When you run silo npm run dev, three things happen:

1. Compute a deterministic IP from the git directory
2. Configure the loopback interface (IP alias + /etc/hosts)
3. Intercept bind() and connect() syscalls in the child process

Your app still thinks it's on localhost:3000. Silo rewrites the address transparently. No code changes needed.

IP computation

Silo hashes the canonical git directory path and the branch name with FNV-1a to produce a deterministic IP in the 127.0.0.0/8 range.

input:  /home/user/project + "feature-auth"
          ↓ FNV-1a → mod 127.0.0.0/8
ip:     127.185.176.25

The first octet is always 127. Octets 2 and 4 are clamped to 1–254 to avoid broadcast and zero addresses. This gives ~16.5 million unique addresses, more than enough for any machine.

Since each git worktree has a different directory path, each gets a different IP. Same directory + same branch = same IP, every time.

Session setup

Before executing your command, silo:

# Add a loopback alias (macOS)
sudo ifconfig lo0 alias 127.185.176.25 netmask 255.0.0.0

# Add a loopback alias (Linux)
sudo ip addr add 127.185.176.25/8 dev lo

# Add /etc/hosts entry
127.185.176.25   feature-auth.project.silo   # /home/user/project

Passwordless sudo is configured once via /etc/sudoers.d/silo (silo prompts on first run). Aliases and hosts entries persist across runs. Use silo prune to clean up.

Syscall interception

Silo intercepts socket syscalls to redirect network traffic to the assigned IP. Two backends are available:

Preload (macOS + Linux)

A shared library (libsilo_bind) is injected via DYLD_INSERT_LIBRARIES (macOS) or LD_PRELOAD (Linux). It interposes on these syscalls:

bind()      0.0.0.0:port → SILO_IP:port
            127.0.0.1:port → SILO_IP:port

connect()   127.0.0.1:port → SILO_IP:port
            (only if a listener exists on SILO_IP:port)

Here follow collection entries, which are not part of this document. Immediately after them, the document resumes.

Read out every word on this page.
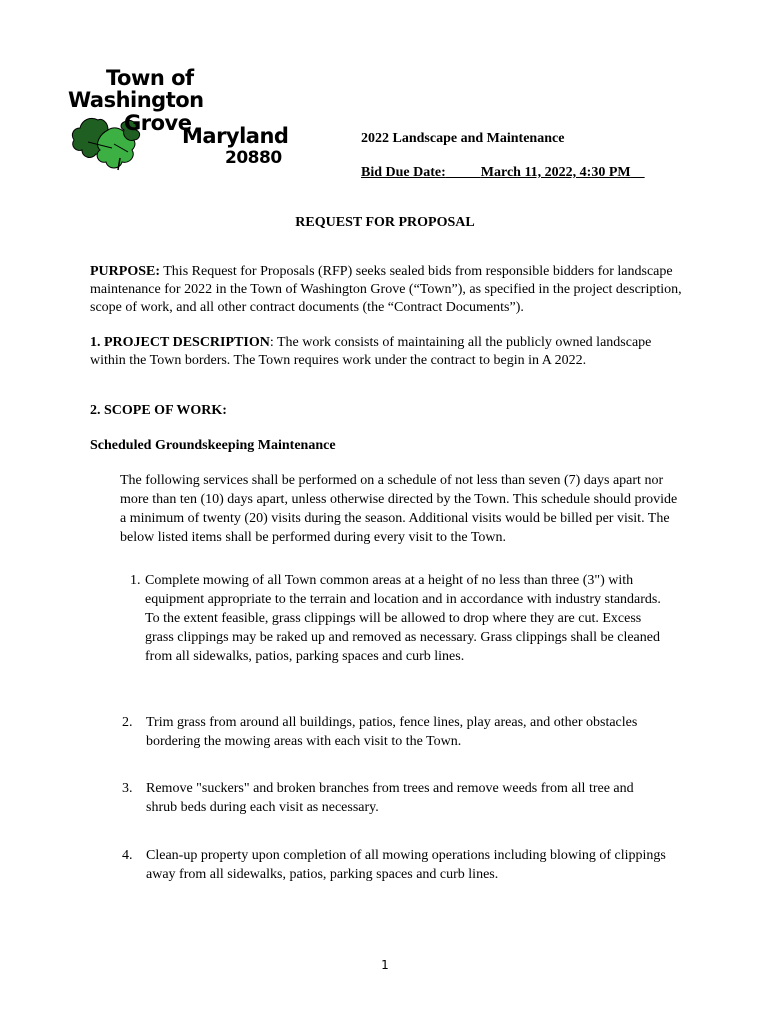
Town of
Washington
Grove
Maryland
20880
2022 Landscape and Maintenance
Bid Due Date:	March 11, 2022, 4:30 PM
REQUEST FOR PROPOSAL
PURPOSE: This Request for Proposals (RFP) seeks sealed bids from responsible bidders for landscape maintenance for 2022 in the Town of Washington Grove (“Town”), as specified in the project description, scope of work, and all other contract documents (the “Contract Documents”).
1. PROJECT DESCRIPTION: The work consists of maintaining all the publicly owned landscape within the Town borders. The Town requires work under the contract to begin in A 2022.
2. SCOPE OF WORK:
Scheduled Groundskeeping Maintenance
The following services shall be performed on a schedule of not less than seven (7) days apart nor more than ten (10) days apart, unless otherwise directed by the Town. This schedule should provide a minimum of twenty (20) visits during the season. Additional visits would be billed per visit. The below listed items shall be performed during every visit to the Town.
1. Complete mowing of all Town common areas at a height of no less than three (3") with equipment appropriate to the terrain and location and in accordance with industry standards. To the extent feasible, grass clippings will be allowed to drop where they are cut. Excess grass clippings may be raked up and removed as necessary. Grass clippings shall be cleaned from all sidewalks, patios, parking spaces and curb lines.
2. Trim grass from around all buildings, patios, fence lines, play areas, and other obstacles bordering the mowing areas with each visit to the Town.
3. Remove "suckers" and broken branches from trees and remove weeds from all tree and shrub beds during each visit as necessary.
4. Clean-up property upon completion of all mowing operations including blowing of clippings away from all sidewalks, patios, parking spaces and curb lines.
1
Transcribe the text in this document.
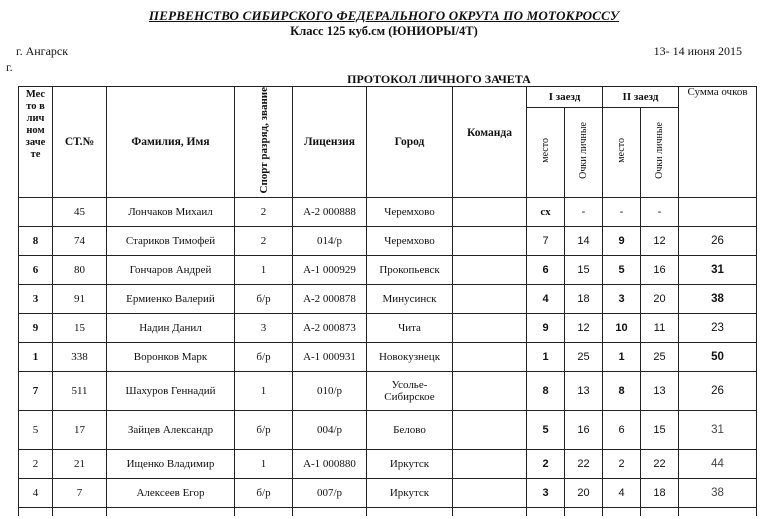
ПЕРВЕНСТВО СИБИРСКОГО ФЕДЕРАЛЬНОГО ОКРУГА ПО МОТОКРОССУ
Класс 125 куб.см (ЮНИОРЫ/4Т)
г. Ангарск	13- 14 июня 2015
г.
ПРОТОКОЛ ЛИЧНОГО ЗАЧЕТА
Мес то в лич ном заче те	СТ.№	Фамилия, Имя	Спорт разряд, звание	Лицензия	Город	Команда	I заезд		II заезд		Сумма очков
							место	Очки личные	место	Очки личные	
	45	Лончаков Михаил	2	А-2 000888	Черемхово		сх	-	-	-	
8	74	Стариков Тимофей	2	014/р	Черемхово		7	14	9	12	26
6	80	Гончаров Андрей	1	А-1 000929	Прокопьевск		6	15	5	16	31
3	91	Ермиенко Валерий	б/р	А-2 000878	Минусинск		4	18	3	20	38
9	15	Надин Данил	3	А-2 000873	Чита		9	12	10	11	23
1	338	Воронков Марк	б/р	А-1 000931	Новокузнецк		1	25	1	25	50
7	511	Шахуров Геннадий	1	010/р	Усолье-Сибирское		8	13	8	13	26
5	17	Зайцев Александр	б/р	004/р	Белово		5	16	6	15	31
2	21	Ищенко Владимир	1	А-1 000880	Иркутск		2	22	2	22	44
4	7	Алексеев Егор	б/р	007/р	Иркутск		3	20	4	18	38
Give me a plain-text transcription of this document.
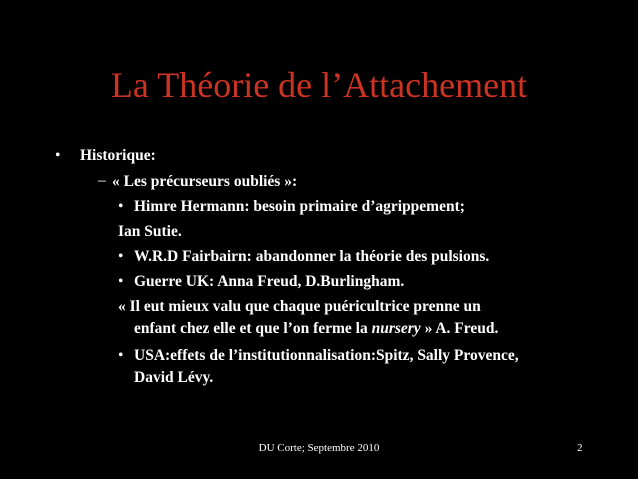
La Théorie de l’Attachement
• Historique:
– « Les précurseurs oubliés »:
• Himre Hermann: besoin primaire d’agrippement;
Ian Sutie.
• W.R.D Fairbairn: abandonner la théorie des pulsions.
• Guerre UK: Anna Freud, D.Burlingham.
« Il eut mieux valu que chaque puéricultrice prenne un
enfant chez elle et que l’on ferme la nursery » A. Freud.
• USA:effets de l’institutionnalisation:Spitz, Sally Provence,
David Lévy.
DU Corte; Septembre 2010	2
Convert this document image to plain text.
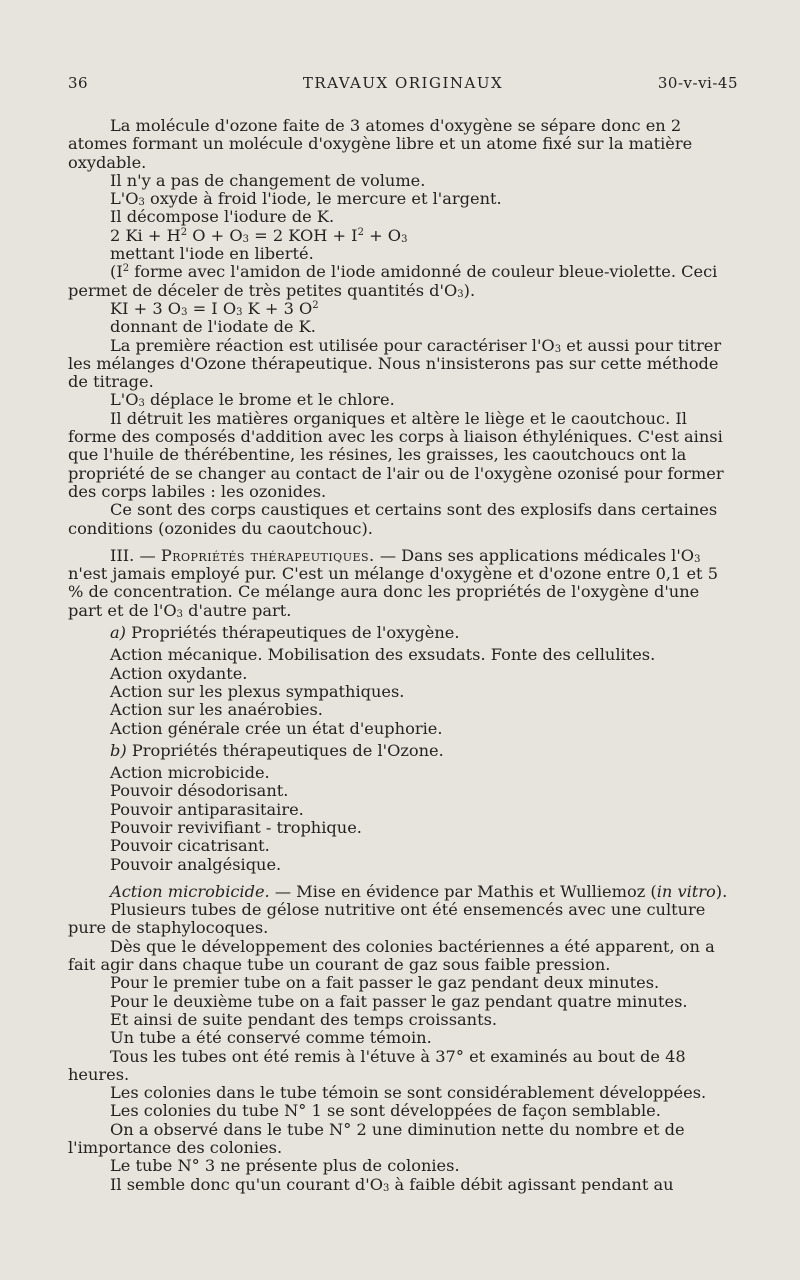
36	TRAVAUX ORIGINAUX	30-v-vi-45

La molécule d'ozone faite de 3 atomes d'oxygène se sépare donc en 2 atomes formant un molécule d'oxygène libre et un atome fixé sur la matière oxydable.

Il n'y a pas de changement de volume.

$L'O_3$ oxyde à froid l'iode, le mercure et l'argent.

Il décompose l'iodure de K.

2 $Ki + H^2$ $O + O_3 = 2$ KOH + $I^2 + O_3$

mettant l'iode en liberté.

($I^2$ forme avec l'amidon de l'iode amidonné de couleur bleue-violette. Ceci permet de déceler de très petites quantités $d'O_3$).

KI + 3 $O_3 = I$ $O_3$ K + 3 $O^2$

donnant de l'iodate de K.

La première réaction est utilisée pour caractériser $l'O_3$ et aussi pour titrer les mélanges d'Ozone thérapeutique. Nous n'insisterons pas sur cette méthode de titrage.

$L'O_3$ déplace le brome et le chlore.

Il détruit les matières organiques et altère le liège et le caoutchouc. Il forme des composés d'addition avec les corps à liaison éthyléniques. C'est ainsi que l'huile de thérébentine, les résines, les graisses, les caoutchoucs ont la propriété de se changer au contact de l'air ou de l'oxygène ozonisé pour former des corps labiles : les ozonides.

Ce sont des corps caustiques et certains sont des explosifs dans certaines conditions (ozonides du caoutchouc).

III. — Propriétés thérapeutiques. — Dans ses applications médicales $l'O_3$ n'est jamais employé pur. C'est un mélange d'oxygène et d'ozone entre 0,1 et 5 % de concentration. Ce mélange aura donc les propriétés de l'oxygène d'une part et de $l'O_3$ d'autre part.

a) Propriétés thérapeutiques de l'oxygène.

Action mécanique. Mobilisation des exsudats. Fonte des cellulites.

Action oxydante.

Action sur les plexus sympathiques.

Action sur les anaérobies.

Action générale crée un état d'euphorie.

b) Propriétés thérapeutiques de l'Ozone.

Action microbicide.

Pouvoir désodorisant.

Pouvoir antiparasitaire.

Pouvoir revivifiant - trophique.

Pouvoir cicatrisant.

Pouvoir analgésique.

Action microbicide. — Mise en évidence par Mathis et Wulliemoz (in vitro).

Plusieurs tubes de gélose nutritive ont été ensemencés avec une culture pure de staphylocoques.

Dès que le développement des colonies bactériennes a été apparent, on a fait agir dans chaque tube un courant de gaz sous faible pression.

Pour le premier tube on a fait passer le gaz pendant deux minutes.

Pour le deuxième tube on a fait passer le gaz pendant quatre minutes.

Et ainsi de suite pendant des temps croissants.

Un tube a été conservé comme témoin.

Tous les tubes ont été remis à l'étuve à 37° et examinés au bout de 48 heures.

Les colonies dans le tube témoin se sont considérablement développées.

Les colonies du tube N° 1 se sont développées de façon semblable.

On a observé dans le tube N° 2 une diminution nette du nombre et de l'importance des colonies.

Le tube N° 3 ne présente plus de colonies.

Il semble donc qu'un courant $d'O_3$ à faible débit agissant pendant au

sendto()    same rewriting as bind
sendmsg()   same rewriting as bind

getifaddrs()  hides other silo IPs from the interface list

The connect() rewrite probes for a listener first. If nothing is bound on SILO_IP:port, the connection goes to 127.0.0.1 as usual. This prevents hijacking connections to databases or other services running on localhost. You can disable connect rewriting entirely by setting SILO_CONNECT=0.

eBPF (Linux only)

On Linux, silo can use cgroup-attached BPF programs to intercept at the kernel level. This works with static binaries and doesn't require LD_PRELOAD.

# One-time setup (requires root)
sudo silo setup-ebpf

# After this, silo automatically uses the eBPF backend
silo ./my-static-binary

Requires cgroup v2 and kernel 5.8+.

IPv6 handling

When an app binds to :: (IPv6 any) or ::1 (IPv6 loopback), silo rewrites it to an IPv4-mapped IPv6 address: ::ffff:127.x.y.z. On macOS, silo replaces the IPv6 socket with an IPv4 socket entirely, copying all socket options.

macOS SIP bypass

macOS System Integrity Protection strips DYLD_INSERT_LIBRARIES from binaries in /usr/bin, /bin, etc. Silo handles this by:

1. Detecting SIP-protected paths
2. Searching PATH for a non-SIP alternative (e.g. Homebrew)
3. Following shebangs recursively (up to 5 levels)
4. Resolving /usr/bin/env -S invocations

For example, /bin/bash gets resolved to /opt/homebrew/bin/bash if available.

Limitations

Static binaries
Preload can't intercept statically linked binaries. Use eBPF on Linux, or CGO_ENABLED=1 for Go.
Non-git directories
Silo needs a git repo to compute the IP. Use --ip for non-git dirs.
macOS SIP
System binaries strip DYLD_INSERT_LIBRARIES. Install shells via Homebrew.
IPv4 only
Silo assigns IPs in 127.0.0.0/8. Pure IPv6 listeners are converted to IPv4-mapped addresses.